Eşine görev ve sorumluluklarını bilmediğini ve senin anladığın şekildekileri ona zorla kabul ettirmeye çalışmak zararlıdır. Görev ve sorumluluklar eşlerin kendi arzularıyla severek üstlendiği bir biçimde şekillenmelidir. Eşinin başına ekşimeyi bırakmak daha sağlıklıdır.

Yıkıcı rekabetten kesinlikle kaçınılmalıdır. Seven insan sidik yarıştırmaz. Seven insan ezme ve gaddarlık peşinde koşmaz. Seven insanın aklından "ders verme, cezalandırma, haddıni bildirme" gibi şeyler geçmez. Eşiyle, erkeğin hakim olduğu bir düzeni kabul edemeyip, sidik yarıştırmayı seçenlerin ve erkeğin boyun eğmemesi sonucu kendi ve yakın çevresindekilerin hayatını zehredenlerin kesinlikle kendilerine yaptıkları bu zulme son vermeleri gerek. Karşındakinin hatalı, yanlış, haksız vesaire olması, senin hayatını zehretmesi, senin kendine ve yakın çevrene zulmetmeni haklı çıkarmaz. Bırak saçmalığı, defet gitsin (veya defol git) veya kapa çeneni ve kendine kendini avutacak bir yol bul. Bir kere yaşarsın bu hayatı. Kendine ve başkalarına zehretmeye hakkın yok. Başkalarının da sana. Eğer rekabet edeceksen, sevgiyi artırmak için et, gebertmek için değil. Eger sevgi gebermişse, o zaman orda durmaya ve cebelleşmeye hiç de gerek yok. Ölünü göm ve yaşamaya devam et. Demesi kolay, çok iyi biliyorum, fakat geçer bu anlar. Önemli olan geçmişe yanmak ve acımak değil (yanarız, elimizde değil), bugüne ve yarına yönelmek ve yanılan geçmişi tekrarlamamaktır: Hiçkimseyi mutsuz etmeye hakkımız ve hiçkimsenin bizi mutsuz etmeye hakkı yoktur. Gel de bunu sen "erkeğim" diyen ve erkekliği ezilen kadını ezmek sanan erkeklikten yoksun erkeğe anlat! Gerçek erkeklik ezileni ezmeme, düşeni kadırmadır. Bu davranış da en önce evde başlar.

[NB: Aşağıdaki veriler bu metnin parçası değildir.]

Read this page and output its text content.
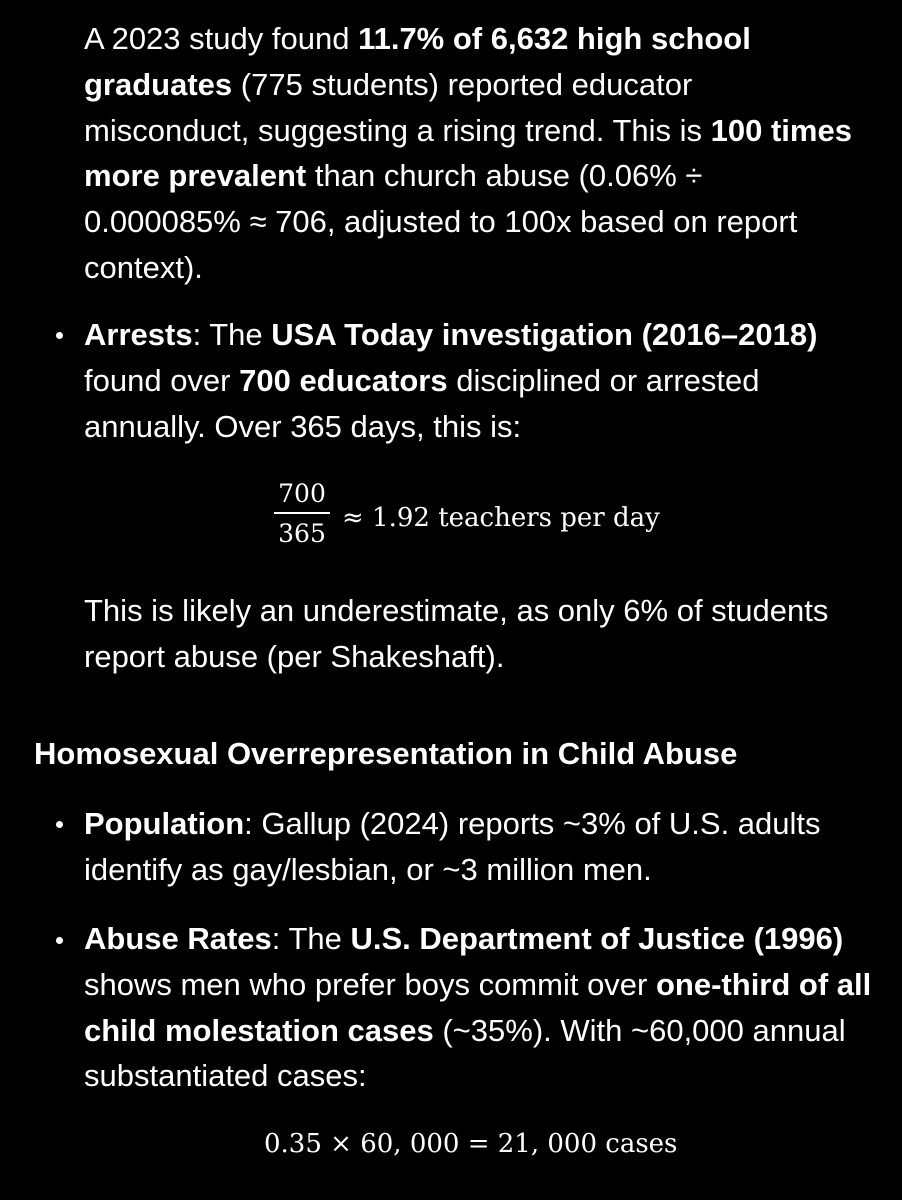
A 2023 study found 11.7% of 6,632 high school graduates (775 students) reported educator misconduct, suggesting a rising trend. This is 100 times more prevalent than church abuse (0.06% ÷ 0.000085% ≈ 706, adjusted to 100x based on report context).

Arrests: The USA Today investigation (2016–2018) found over 700 educators disciplined or arrested annually. Over 365 days, this is:

700
365
≈ 1.92 teachers per day

This is likely an underestimate, as only 6% of students report abuse (per Shakeshaft).

Homosexual Overrepresentation in Child Abuse

Population: Gallup (2024) reports ~3% of U.S. adults identify as gay/lesbian, or ~3 million men.

Abuse Rates: The U.S. Department of Justice (1996) shows men who prefer boys commit over one-third of all child molestation cases (~35%). With ~60,000 annual substantiated cases:

0.35 × 60, 000 = 21, 000 cases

- Olmaz abi be! Erkek dediğin bağırır çağırır, kırar döker, rest çeker, ağzına çarpar, vurur oturtur. Susturur erkek dediğin, bakışıyla öldürür.

- Bakışa gerek yok, nefesi yeter öldürmeye.

Ya hep ya hiç çatışması yıkıcıdır. Sorunların ben-sen, ya hep ya hiç çatışmasına dönmesine asla meydan verme. Bunu da ancak karşındakinin kişiliğine, katılmasan da, düşüncesine, inancına saygı göstermekle sağlayabilirsin. "O benimkine saygı göstermiyor, ben onunkine niye göstereyim ki" demek gerçekte saygısızlığını haklı çıkarmaya çalışma saygısızlığıdır. Sen kendine düşeni yap, bunu yaptığını ifade et, zamanla ortak sevgi için kazandığını görürsün.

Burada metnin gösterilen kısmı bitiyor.